We are currently delivering a large-scale healthcare data migration project involving:
One-time historical migration of approx. 80 TB of data, already completed and loaded into Delta Lake.
CDC merge logic is already developed and validated using Apache Spark (Databricks DBR) notebooks.
Now moving into the real-time streaming phase, with Kafka ingest rates ranging between 3,000 to 30,000 events per second, across multiple topics and domains.
We are evaluating the best-fit architecture for this next phase, and would appreciate your expert guidance. Our goal is to ensure scalability, operational simplicity, and cost optimization, as our customer is highly sensitive to long-term running costs.

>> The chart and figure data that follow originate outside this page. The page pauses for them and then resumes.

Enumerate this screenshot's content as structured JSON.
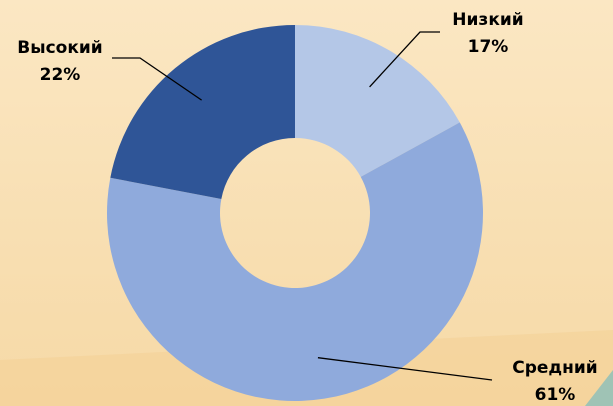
{
  "chart_data": {
    "type": "donut",
    "categories": [
      "Низкий",
      "Средний",
      "Высокий"
    ],
    "values": [
      17,
      61,
      22
    ],
    "value_labels": [
      "17%",
      "61%",
      "22%"
    ],
    "colors": [
      "#b4c7e7",
      "#8faadc",
      "#2f5597"
    ]
  }
}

We are considering the following three options:
Option A: Continue using Databricks DBR (non-DLT) notebooks for both CDC and streaming
Pros: Unified codebase, no transition effort.
Concern: Limited autoscaling (especially scale-in) during low-volume periods, potentially increasing cost.
Option B: Use Databricks DBR for CDC, and Delta Live Tables (DLT) for Streaming
Question: How complex will it be to transition from DBR-based CDC pipelines to DLT-based streaming pipelines within the same workspace/project?
Are there migration tools, best practices, or effort estimations available to assist this shift?
Option C: Use Delta Live Tables (DLT) for both CDC and Streaming
Question: Can DLT support both structured batch CDC merges as well as streaming ingestion at our required event rates?
Since our customer is cost-conscious, how can we technically demonstrate that DLT will actually result in cost savings, especially in terms of aggressive autoscaling down (scale-in) behavior?
In summary:
Which option would you recommend for our case and why?
If you recommend DLT, can you help us validate the assumption that DLT is more cost-effective than DBR, particularly in streaming workloads with idle windows?
Any benchmarking guidelines, usage calculators, or example cost comparisons would be appreciated.